|
— Да ведь это почти то же самое, что сейчас, что на той неделе. Если бы вам
везде так быстро платили…
— И платят, без денег мы не отпускаем товар.
— Ну, на этот раз дали же! Ваше здоровье!
От водки мы не отказываемся. Деббелинг подмигивает письмоводителю, который с
восхищением смотрит на него.
— Хорошая водка.
— Еще стаканчик? — спрашивает письмоводитель.
— Почему не выпить.
Письмоводитель наливает нам. Мы пьем.
— Значит, так, — заявляет Деббелинг. — На той неделе.
— Значит, сегодня! — говорит Георг. — Где деньги?
Деббелинг обижен. Мы пили их водку и курили их сигары, однако по-прежнему
продолжаем требовать денег. Так не поступают.
— На той неделе, — повторяет он. — Еще стаканчик на прощанье?
— Почему не выпить…
Деббелинг и письмоводитель оживляются. Они считают, что дело в шляпе. Я
выглядываю в окно. Там, словно картина в раме, передо мной пейзаж, озаренный
вечерним светом, — ворота, дуб, а за ними — беспредельно мирные поля, то
нежно-зеленые, то золотистые. И зачем мы все здесь грыземся друг с другом?
Разве это не сама жизнь — золотая, зеленая и тихая в равномерном дыхании времен
года? А во что мы превратили ее?
— Очень сожалею, — слышу я голос Георга, — но мы вынуждены на этом настаивать.
Вы же знаете, что на той неделе деньги будут гораздо дешевле. Мы и так уж
потеряли на вашем заказе.
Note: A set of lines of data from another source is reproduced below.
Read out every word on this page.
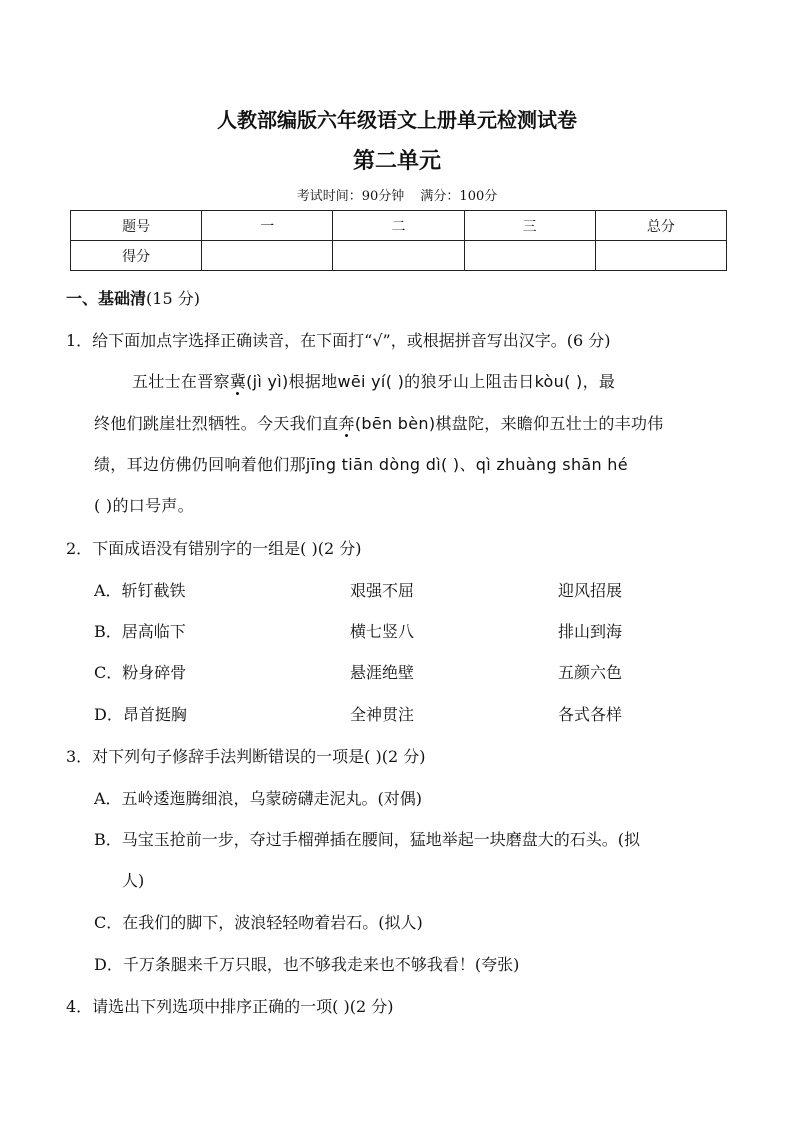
人教部编版六年级语文上册单元检测试卷
第二单元
考试时间：90分钟 满分：100分
题号	一	二	三	总分
得分				
一、基础清(15 分)
1．给下面加点字选择正确读音，在下面打“√”，或根据拼音写出汉字。(6 分)
五壮士在晋察冀(jì yì)根据地wēi yí( )的狼牙山上阻击日kòu( )，最
终他们跳崖壮烈牺牲。今天我们直奔(bēn bèn)棋盘陀，来瞻仰五壮士的丰功伟
绩，耳边仿佛仍回响着他们那jīng tiān dòng dì( )、qì zhuàng shān hé
( )的口号声。
2．下面成语没有错别字的一组是( )(2 分)
A．斩钉截铁	艰强不屈	迎风招展
B．居高临下	横七竖八	排山到海
C．粉身碎骨	悬涯绝壁	五颜六色
D．昂首挺胸	全神贯注	各式各样
3．对下列句子修辞手法判断错误的一项是( )(2 分)
A．五岭逶迤腾细浪，乌蒙磅礴走泥丸。(对偶)
B．马宝玉抢前一步，夺过手榴弹插在腰间，猛地举起一块磨盘大的石头。(拟
人)
C．在我们的脚下，波浪轻轻吻着岩石。(拟人)
D．千万条腿来千万只眼，也不够我走来也不够我看！(夸张)
4．请选出下列选项中排序正确的一项( )(2 分)
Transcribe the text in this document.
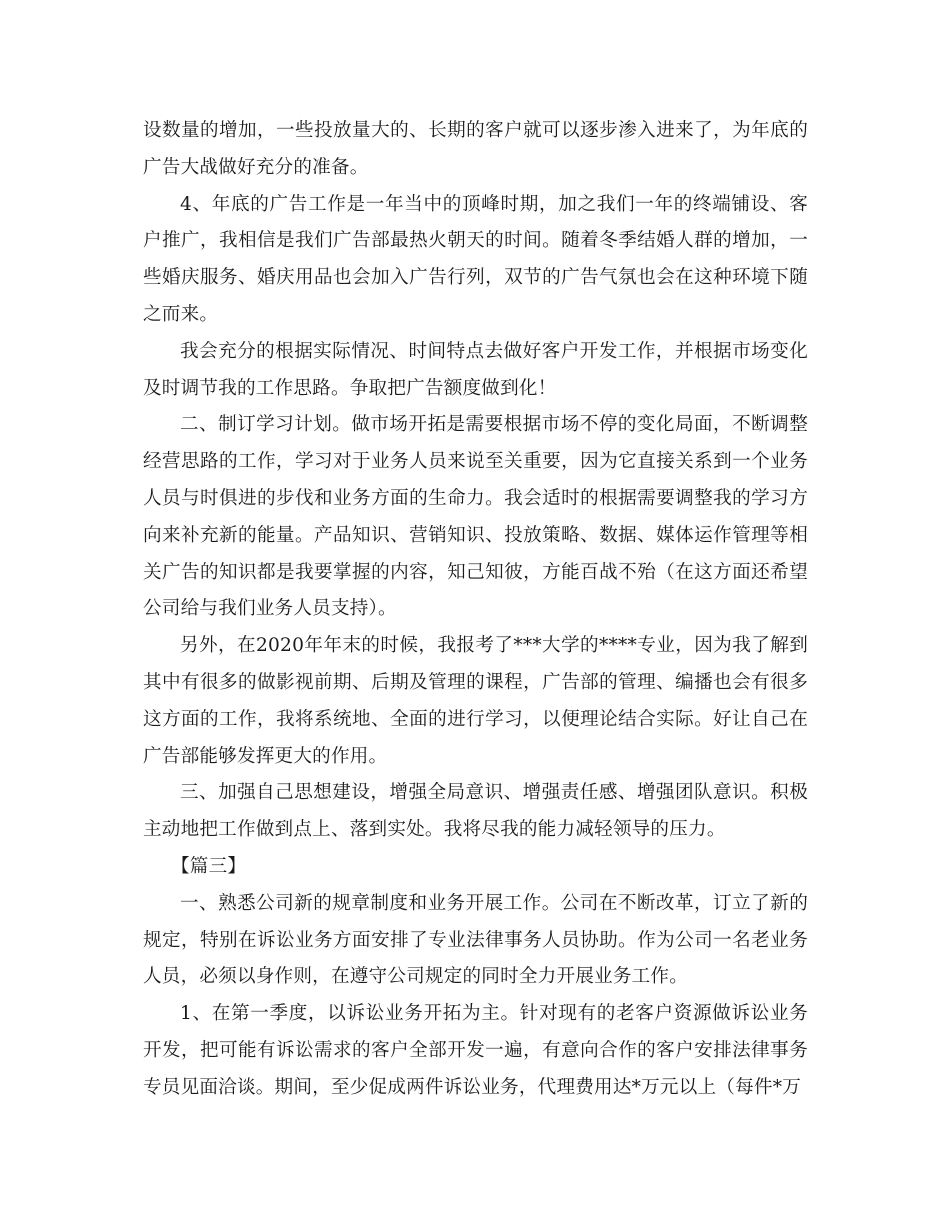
设数量的增加，一些投放量大的、长期的客户就可以逐步渗入进来了，为年底的广告大战做好充分的准备。

4、年底的广告工作是一年当中的顶峰时期，加之我们一年的终端铺设、客户推广，我相信是我们广告部最热火朝天的时间。随着冬季结婚人群的增加，一些婚庆服务、婚庆用品也会加入广告行列，双节的广告气氛也会在这种环境下随之而来。

我会充分的根据实际情况、时间特点去做好客户开发工作，并根据市场变化及时调节我的工作思路。争取把广告额度做到化！

二、制订学习计划。做市场开拓是需要根据市场不停的变化局面，不断调整经营思路的工作，学习对于业务人员来说至关重要，因为它直接关系到一个业务人员与时俱进的步伐和业务方面的生命力。我会适时的根据需要调整我的学习方向来补充新的能量。产品知识、营销知识、投放策略、数据、媒体运作管理等相关广告的知识都是我要掌握的内容，知己知彼，方能百战不殆（在这方面还希望公司给与我们业务人员支持）。

另外，在2020年年末的时候，我报考了***大学的****专业，因为我了解到其中有很多的做影视前期、后期及管理的课程，广告部的管理、编播也会有很多这方面的工作，我将系统地、全面的进行学习，以便理论结合实际。好让自己在广告部能够发挥更大的作用。

三、加强自己思想建设，增强全局意识、增强责任感、增强团队意识。积极主动地把工作做到点上、落到实处。我将尽我的能力减轻领导的压力。

【篇三】

一、熟悉公司新的规章制度和业务开展工作。公司在不断改革，订立了新的规定，特别在诉讼业务方面安排了专业法律事务人员协助。作为公司一名老业务人员，必须以身作则，在遵守公司规定的同时全力开展业务工作。

1、在第一季度，以诉讼业务开拓为主。针对现有的老客户资源做诉讼业务开发，把可能有诉讼需求的客户全部开发一遍，有意向合作的客户安排法律事务专员见面洽谈。期间，至少促成两件诉讼业务，代理费用达*万元以上（每件*万
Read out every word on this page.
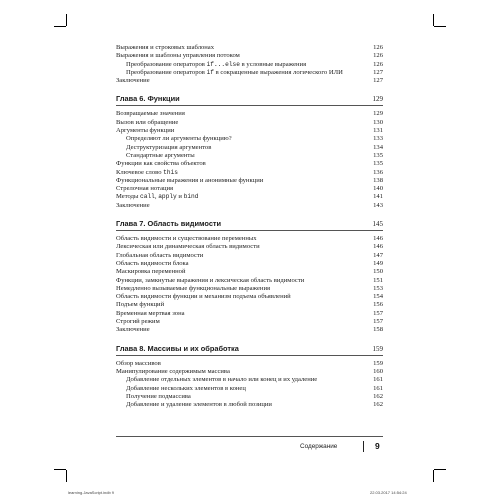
Выражения и строковых шаблонах	126
Выражения и шаблоны управления потоком	126
Преобразование операторов if...else в условные выражения	126
Преобразование операторов if в сокращенные выражения логического ИЛИ	127
Заключение	127
Глава 6. Функции	129
Возвращаемые значения	129
Вызов или обращение	130
Аргументы функции	131
Определяют ли аргументы функцию?	133
Деструктуризация аргументов	134
Стандартные аргументы	135
Функции как свойства объектов	135
Ключевое слово this	136
Функциональные выражения и анонимные функции	138
Стрелочная нотация	140
Методы call, apply и bind	141
Заключение	143
Глава 7. Область видимости	145
Область видимости и существование переменных	146
Лексическая или динамическая область видимости	146
Глобальная область видимости	147
Область видимости блока	149
Маскировка переменной	150
Функции, замкнутые выражения и лексическая область видимости	151
Немедленно вызываемые функциональные выражения	153
Область видимости функции и механизм подъема объявлений	154
Подъем функций	156
Временная мертвая зона	157
Строгий режим	157
Заключение	158
Глава 8. Массивы и их обработка	159
Обзор массивов	159
Манипулирование содержимым массива	160
Добавление отдельных элементов в начало или конец и их удаление	161
Добавление нескольких элементов в конец	161
Получение подмассива	162
Добавление и удаление элементов в любой позиции	162
Содержание	9
learning.JavaScript.indb 9	22.03.2017 14:54:24
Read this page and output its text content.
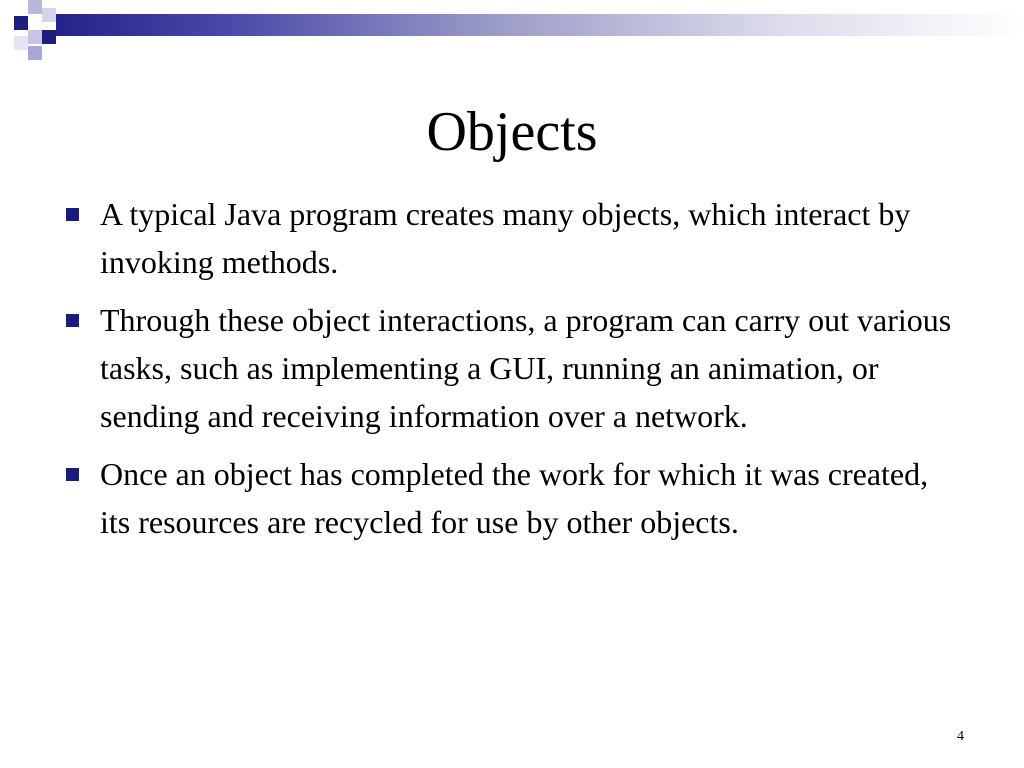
Objects
A typical Java program creates many objects, which interact by invoking methods.
Through these object interactions, a program can carry out various tasks, such as implementing a GUI, running an animation, or sending and receiving information over a network.
Once an object has completed the work for which it was created, its resources are recycled for use by other objects.
4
Все это тянулось на три недели дольше, чем мы
предполагали.
Староста хитро поглядывает на него.
— Ну, тогда еще одна неделя не составит большой разницы.
Вдруг письмоводитель заблеял:
— А что вы сделаете, если не получите денег? Вы же не можете унести с собой
памятник?
— А почему бы и нет? — возражаю я. — Нас четверо, и среди нас скульптор. Мы
легко можем унести орлов, если это окажется необходимым, даже льва. Наши
рабочие будут здесь через два часа.
Письмоводитель улыбается.
— И вы воображаете, что такая штука вам удастся — размонтировать памятник,
который уже освящен? В Вюстрингене несколько тысяч жителей.
— И майор Волькенштейн, и Союз ветеранов, — добавляет староста. — Все они
горячие патриоты.
— И если бы вы даже попытались, вам все равно едва ли удалось бы потом продать
здесь хоть один памятник.
Письмоводитель ухмыляется уже с неприкрытой язвительностью.
— Еще стаканчик? — предлагает Деббелинг и тоже ухмыляется. Мы попали в ловушку.
Сделать ничего нельзя.
В эту минуту мы видим, что какой-то человек бежит через двор.
— Господин староста! — кричит он в окно. — Идите скорей! Беда!
— Что случилось?
— Да с Бесте! Они этого столяра… Они хотели сорвать флаг, тут оно и случилось!
— Разве Бесте стрелял? Проклятый социалист!